The overall purpose is to build a provincial identity organically and authentically that will shape the personality of this province long after current generations are gone, but also to stimulate the economy. On the surface level, tourism is helped by visible arts and culture icons, but under that skin, products are invented and innovations of trade and technology are all rooted in creative thinking.

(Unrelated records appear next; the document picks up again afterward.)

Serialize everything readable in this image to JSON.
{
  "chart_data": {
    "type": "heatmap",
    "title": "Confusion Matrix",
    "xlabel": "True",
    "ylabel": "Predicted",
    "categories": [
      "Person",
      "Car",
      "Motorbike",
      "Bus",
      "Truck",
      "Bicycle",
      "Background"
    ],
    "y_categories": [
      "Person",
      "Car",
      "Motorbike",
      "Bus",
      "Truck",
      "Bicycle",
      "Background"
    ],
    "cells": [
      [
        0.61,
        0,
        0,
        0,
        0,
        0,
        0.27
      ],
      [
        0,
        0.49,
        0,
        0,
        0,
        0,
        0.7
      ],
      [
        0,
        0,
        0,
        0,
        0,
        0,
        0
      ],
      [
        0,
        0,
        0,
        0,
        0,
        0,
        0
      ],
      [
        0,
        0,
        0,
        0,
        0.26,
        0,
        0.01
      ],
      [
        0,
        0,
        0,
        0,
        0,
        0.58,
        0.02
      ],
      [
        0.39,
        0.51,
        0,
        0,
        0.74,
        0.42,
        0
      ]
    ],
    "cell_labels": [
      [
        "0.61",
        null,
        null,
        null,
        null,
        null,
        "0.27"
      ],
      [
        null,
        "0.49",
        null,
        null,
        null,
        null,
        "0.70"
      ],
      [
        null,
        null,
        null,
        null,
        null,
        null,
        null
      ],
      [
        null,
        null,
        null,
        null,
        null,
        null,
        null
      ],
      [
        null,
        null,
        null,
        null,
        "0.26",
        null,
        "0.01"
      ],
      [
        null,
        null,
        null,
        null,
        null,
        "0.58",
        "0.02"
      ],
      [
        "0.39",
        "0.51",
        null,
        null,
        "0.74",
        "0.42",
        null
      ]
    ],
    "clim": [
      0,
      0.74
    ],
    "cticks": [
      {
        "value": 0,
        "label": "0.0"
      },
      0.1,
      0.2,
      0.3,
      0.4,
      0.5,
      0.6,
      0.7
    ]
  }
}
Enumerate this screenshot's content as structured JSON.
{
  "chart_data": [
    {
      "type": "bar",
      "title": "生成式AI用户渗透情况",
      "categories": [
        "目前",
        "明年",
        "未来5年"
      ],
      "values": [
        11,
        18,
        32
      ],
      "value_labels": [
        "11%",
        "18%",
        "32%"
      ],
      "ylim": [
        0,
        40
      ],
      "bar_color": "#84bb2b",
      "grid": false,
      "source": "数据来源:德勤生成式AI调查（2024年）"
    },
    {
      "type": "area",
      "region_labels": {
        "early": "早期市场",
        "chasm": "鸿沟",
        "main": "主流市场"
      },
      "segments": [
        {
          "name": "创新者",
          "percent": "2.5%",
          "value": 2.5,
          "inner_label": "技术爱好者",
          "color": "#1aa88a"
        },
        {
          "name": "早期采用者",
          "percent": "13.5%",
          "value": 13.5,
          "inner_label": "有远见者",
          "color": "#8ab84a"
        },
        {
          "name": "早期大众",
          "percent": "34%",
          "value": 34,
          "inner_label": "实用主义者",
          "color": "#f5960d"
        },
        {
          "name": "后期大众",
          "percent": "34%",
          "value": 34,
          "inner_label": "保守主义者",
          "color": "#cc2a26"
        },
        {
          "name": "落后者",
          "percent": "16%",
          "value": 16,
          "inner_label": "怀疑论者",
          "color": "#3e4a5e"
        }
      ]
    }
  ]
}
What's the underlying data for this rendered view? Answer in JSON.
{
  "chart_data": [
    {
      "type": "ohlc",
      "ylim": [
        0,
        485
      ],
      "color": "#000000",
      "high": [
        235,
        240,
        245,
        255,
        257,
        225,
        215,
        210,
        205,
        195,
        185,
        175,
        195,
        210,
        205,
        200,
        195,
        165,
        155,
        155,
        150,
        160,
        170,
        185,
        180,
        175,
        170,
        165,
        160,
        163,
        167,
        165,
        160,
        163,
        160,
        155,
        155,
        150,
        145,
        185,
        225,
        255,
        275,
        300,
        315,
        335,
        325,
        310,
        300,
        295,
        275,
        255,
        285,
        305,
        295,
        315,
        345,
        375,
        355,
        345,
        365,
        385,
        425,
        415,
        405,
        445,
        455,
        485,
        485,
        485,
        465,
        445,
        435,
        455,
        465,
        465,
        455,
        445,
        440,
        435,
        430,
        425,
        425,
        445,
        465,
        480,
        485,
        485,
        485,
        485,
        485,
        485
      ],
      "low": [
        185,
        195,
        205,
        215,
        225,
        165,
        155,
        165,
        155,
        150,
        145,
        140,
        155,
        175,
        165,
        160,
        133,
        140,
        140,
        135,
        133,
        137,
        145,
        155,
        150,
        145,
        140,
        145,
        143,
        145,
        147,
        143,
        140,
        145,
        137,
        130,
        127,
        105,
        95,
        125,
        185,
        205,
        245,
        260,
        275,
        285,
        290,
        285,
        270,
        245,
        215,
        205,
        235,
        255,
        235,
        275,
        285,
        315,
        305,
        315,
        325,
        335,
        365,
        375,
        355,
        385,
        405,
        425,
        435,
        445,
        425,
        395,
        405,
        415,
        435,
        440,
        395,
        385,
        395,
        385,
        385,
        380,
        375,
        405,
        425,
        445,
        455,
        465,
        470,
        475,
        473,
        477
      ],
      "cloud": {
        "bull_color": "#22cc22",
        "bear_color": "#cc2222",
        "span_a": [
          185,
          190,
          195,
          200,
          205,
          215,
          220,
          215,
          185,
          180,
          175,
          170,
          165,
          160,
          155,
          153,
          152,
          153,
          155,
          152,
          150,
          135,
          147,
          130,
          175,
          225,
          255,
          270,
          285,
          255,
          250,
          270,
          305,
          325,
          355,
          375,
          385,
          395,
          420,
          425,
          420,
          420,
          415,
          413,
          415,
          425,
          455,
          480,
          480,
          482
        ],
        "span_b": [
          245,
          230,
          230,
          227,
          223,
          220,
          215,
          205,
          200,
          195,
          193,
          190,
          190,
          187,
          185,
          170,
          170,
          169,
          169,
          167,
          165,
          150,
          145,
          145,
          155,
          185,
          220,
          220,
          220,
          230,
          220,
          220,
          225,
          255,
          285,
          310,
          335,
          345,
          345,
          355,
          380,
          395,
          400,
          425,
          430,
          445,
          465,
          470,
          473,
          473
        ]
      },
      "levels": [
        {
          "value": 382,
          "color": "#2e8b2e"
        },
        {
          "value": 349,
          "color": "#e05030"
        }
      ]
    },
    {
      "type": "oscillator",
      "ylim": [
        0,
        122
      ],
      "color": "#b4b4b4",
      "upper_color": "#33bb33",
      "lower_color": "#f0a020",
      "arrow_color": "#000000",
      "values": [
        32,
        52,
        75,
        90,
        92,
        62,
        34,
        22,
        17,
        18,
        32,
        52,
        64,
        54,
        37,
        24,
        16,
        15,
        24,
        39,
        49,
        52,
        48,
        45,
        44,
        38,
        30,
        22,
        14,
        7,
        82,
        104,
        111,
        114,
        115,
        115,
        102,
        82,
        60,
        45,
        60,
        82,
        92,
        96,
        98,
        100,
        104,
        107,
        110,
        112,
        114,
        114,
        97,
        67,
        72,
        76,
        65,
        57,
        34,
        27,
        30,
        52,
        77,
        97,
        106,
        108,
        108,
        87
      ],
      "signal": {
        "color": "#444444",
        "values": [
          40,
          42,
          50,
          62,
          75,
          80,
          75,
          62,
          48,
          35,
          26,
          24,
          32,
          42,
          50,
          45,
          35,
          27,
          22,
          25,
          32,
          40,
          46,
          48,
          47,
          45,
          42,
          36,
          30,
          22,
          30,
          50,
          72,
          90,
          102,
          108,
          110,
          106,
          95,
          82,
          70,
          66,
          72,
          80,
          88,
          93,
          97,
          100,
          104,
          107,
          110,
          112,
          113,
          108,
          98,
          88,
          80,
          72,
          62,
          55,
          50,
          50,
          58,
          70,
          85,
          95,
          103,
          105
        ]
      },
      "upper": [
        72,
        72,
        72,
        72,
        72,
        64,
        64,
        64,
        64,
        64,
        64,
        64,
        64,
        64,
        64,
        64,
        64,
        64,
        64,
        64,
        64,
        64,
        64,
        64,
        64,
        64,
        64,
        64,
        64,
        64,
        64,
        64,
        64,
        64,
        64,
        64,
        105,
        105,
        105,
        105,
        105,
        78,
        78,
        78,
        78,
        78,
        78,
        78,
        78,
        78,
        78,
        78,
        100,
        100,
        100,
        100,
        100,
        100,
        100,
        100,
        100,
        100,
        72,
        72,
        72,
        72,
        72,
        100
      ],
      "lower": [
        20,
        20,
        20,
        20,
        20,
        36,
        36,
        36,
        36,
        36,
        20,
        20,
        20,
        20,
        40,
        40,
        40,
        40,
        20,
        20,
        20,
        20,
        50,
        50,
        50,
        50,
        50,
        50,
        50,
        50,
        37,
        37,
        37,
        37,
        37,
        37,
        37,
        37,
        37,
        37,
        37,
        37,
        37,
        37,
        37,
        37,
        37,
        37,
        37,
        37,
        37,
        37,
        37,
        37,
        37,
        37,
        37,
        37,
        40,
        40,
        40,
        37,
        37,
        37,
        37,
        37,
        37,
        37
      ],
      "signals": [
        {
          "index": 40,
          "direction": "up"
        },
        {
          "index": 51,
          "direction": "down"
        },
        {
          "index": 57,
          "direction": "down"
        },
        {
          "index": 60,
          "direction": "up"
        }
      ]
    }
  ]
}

"The presence of art and culture, and access to doing arts and culture, is such an important part of people's decisions to move to a community for their career or to raise their families," said Marcotte. "How do you attract people here? You can't just be about sports or retail or where the job happens to be. We passed that point a long time ago in northern B.C. The B.C. economy is growing and diversifying in some big ways and a lot of that is happening right here in this region. We really are the base for a lot of national-level economic activity. That is going to help the arts, but the arts has to also be used as a selling feature for retaining our people and attracting new people for all that needs to be done. When your next major centre is nine hours away, you really have an opportunity to define yourself and bring out a sense of self as a region. That is done only one way: through song and dance and sculpture and poetry and pottery and weaving and novels. So much of that is done by individual artists, or in small groups, guilds, associations, but if you put it all together, you've got your cultural identity."

Marcotte said the strictest mentality had to be maintained in her mind that the northern identity be far more than just Prince George-centric. As the service and administration hub, and the transportation interchange of the north, Prince George really was, in practical terms, the capital of the region but a world renowned musician might live in Smithers, she said, referring to Grammy nominated international superstar Alex Cuba. A tiny village in the mountains could be a Mecca for painters and actors, she said, referring to Wells.

"Prince George has a lot of advantages and a lot of services for arts and culture, but a tiny unincorporated community can have definitive creative forces going on too," and it was her job to advocate for that no matter where in the north it was located.

Her job, she said, was to get the word out as widely as possible that programs and funding is available to artists located in the north, that most of that was awarded by peer adjudication not a faceless bureaucracy, and if artists and cultural groups were unsure how to apply, she was available.